Data produced by the journal also concluded that 47 percent of the top resolutions made by Americans included a goal in the self-improvement category.
The tradition of making feel-good resolutions at the start of a new year began with the ancient Babylonians, pre-dating Christianity. Babylonian citizens celebrated the new year on March 1st and made promises to their gods on the first day of each year to return borrowed items and repay debts.
During the time of the early Roman Empire, the date of the new year was changed to Jan. 1st. The word “January” is derived from the two-headed Roman god Janus. This god is said to have one face looking into the previous year in reflection while the other gazes hopefully to the future year ahead.
The Romans kept the tradition of making New Year’s resolutions as a way to affirm their moral character. Such resolutions as being good to neighbors and fellow citizens were introduced by the Romans.
As Christianity gained popularity in Rome, the tradition was converted from promises to prayers and fasting by those practicing the faith.
The custom of making resolutions came to the U.S. with the Puritans. Originally, they swore off the tradition, as it was not part of their faith. But eventually, the Puritans adapted their own version of New Year’s resolutions without having to acknowledge the pagan god Janus.
Popular Puritan resolutions revolved around self-improvement, which is a reflection of their particular faith practices.
Today, New Year’s resolutions cover many different categories. Popular goals range from weight loss and exercise to saving money, and even more personalized resolutions such as adopting a new a hobby.
According to Forbes Magazine, desiring self-improvement is what motivates over 40 percent of resolution-makers to participate in the tradition.
But is making a New Year’s resolution a good thing?
Many sources, including Time magazine, are saying that New Year’s resolutions can actually have a negative effect on the individual.
This is partially due to the individual’s choice of resolutions.
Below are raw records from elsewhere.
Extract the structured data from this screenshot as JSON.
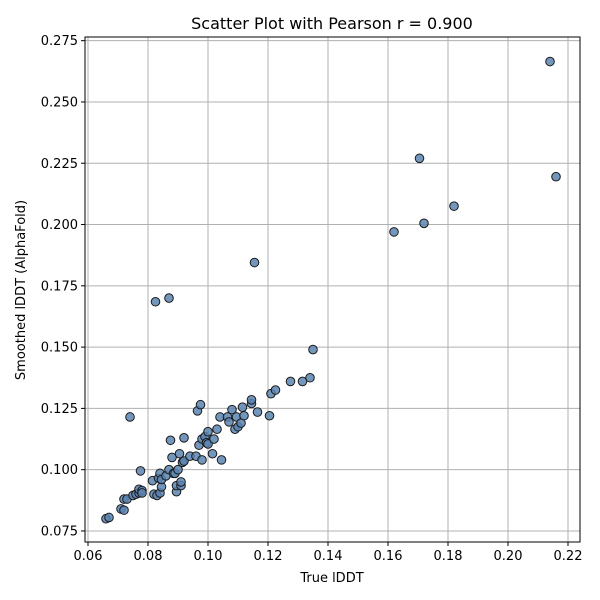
{
  "chart_data": {
    "type": "scatter",
    "title": "Scatter Plot with Pearson r = 0.900",
    "xlabel": "True lDDT",
    "ylabel": "Smoothed lDDT (AlphaFold)",
    "xlim": [
      0.059,
      0.224
    ],
    "ylim": [
      0.0705,
      0.2765
    ],
    "xticks": [
      0.06,
      0.08,
      0.1,
      0.12,
      0.14,
      0.16,
      0.18,
      0.2,
      0.22
    ],
    "yticks": [
      0.075,
      0.1,
      0.125,
      0.15,
      0.175,
      0.2,
      0.225,
      0.25,
      0.275
    ],
    "grid": true,
    "marker_color": "#5b84b1",
    "marker_edge_color": "#1a1a1a",
    "points": [
      [
        0.066,
        0.08
      ],
      [
        0.067,
        0.0805
      ],
      [
        0.071,
        0.084
      ],
      [
        0.072,
        0.0835
      ],
      [
        0.072,
        0.088
      ],
      [
        0.073,
        0.088
      ],
      [
        0.074,
        0.1215
      ],
      [
        0.075,
        0.0895
      ],
      [
        0.076,
        0.09
      ],
      [
        0.077,
        0.0905
      ],
      [
        0.077,
        0.092
      ],
      [
        0.0775,
        0.0995
      ],
      [
        0.078,
        0.0915
      ],
      [
        0.078,
        0.0905
      ],
      [
        0.0815,
        0.0955
      ],
      [
        0.082,
        0.09
      ],
      [
        0.0825,
        0.1685
      ],
      [
        0.083,
        0.0895
      ],
      [
        0.0835,
        0.0965
      ],
      [
        0.084,
        0.0905
      ],
      [
        0.084,
        0.0985
      ],
      [
        0.0845,
        0.093
      ],
      [
        0.0845,
        0.096
      ],
      [
        0.086,
        0.0975
      ],
      [
        0.087,
        0.1
      ],
      [
        0.087,
        0.17
      ],
      [
        0.0875,
        0.112
      ],
      [
        0.088,
        0.105
      ],
      [
        0.0885,
        0.0985
      ],
      [
        0.089,
        0.0985
      ],
      [
        0.0895,
        0.091
      ],
      [
        0.0895,
        0.0935
      ],
      [
        0.09,
        0.1
      ],
      [
        0.0905,
        0.1065
      ],
      [
        0.091,
        0.0935
      ],
      [
        0.091,
        0.095
      ],
      [
        0.0915,
        0.103
      ],
      [
        0.092,
        0.1035
      ],
      [
        0.092,
        0.113
      ],
      [
        0.094,
        0.1055
      ],
      [
        0.096,
        0.1055
      ],
      [
        0.0965,
        0.124
      ],
      [
        0.097,
        0.11
      ],
      [
        0.0975,
        0.1265
      ],
      [
        0.098,
        0.1125
      ],
      [
        0.098,
        0.104
      ],
      [
        0.099,
        0.1135
      ],
      [
        0.0995,
        0.111
      ],
      [
        0.1,
        0.1155
      ],
      [
        0.1,
        0.1105
      ],
      [
        0.1015,
        0.1065
      ],
      [
        0.102,
        0.1125
      ],
      [
        0.103,
        0.1165
      ],
      [
        0.104,
        0.1215
      ],
      [
        0.1045,
        0.104
      ],
      [
        0.1065,
        0.1215
      ],
      [
        0.107,
        0.1195
      ],
      [
        0.108,
        0.1245
      ],
      [
        0.109,
        0.1165
      ],
      [
        0.1095,
        0.1215
      ],
      [
        0.11,
        0.1175
      ],
      [
        0.111,
        0.119
      ],
      [
        0.1115,
        0.1255
      ],
      [
        0.112,
        0.122
      ],
      [
        0.1145,
        0.127
      ],
      [
        0.1145,
        0.1285
      ],
      [
        0.1155,
        0.1845
      ],
      [
        0.1165,
        0.1235
      ],
      [
        0.1205,
        0.122
      ],
      [
        0.121,
        0.131
      ],
      [
        0.1225,
        0.1325
      ],
      [
        0.1275,
        0.136
      ],
      [
        0.1315,
        0.136
      ],
      [
        0.134,
        0.1375
      ],
      [
        0.135,
        0.149
      ],
      [
        0.162,
        0.197
      ],
      [
        0.1705,
        0.227
      ],
      [
        0.172,
        0.2005
      ],
      [
        0.182,
        0.2075
      ],
      [
        0.214,
        0.2665
      ],
      [
        0.216,
        0.2195
      ]
    ]
  }
}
Making an unrealistic goal such as dropping 30 pounds by March are doomed to fail, which can lead to even more discouragement. In addition, many Americans making resolutions set unrealistic timelines, believing that they can change a habit developed over a lifetime in a single month or even year.
But it is still possible to make a positive change motivated by a New Year’s resolution if it is handled realistically. While most Americans may not be praying to gods for good favor, it seems the tradition of resolutions is here to stay.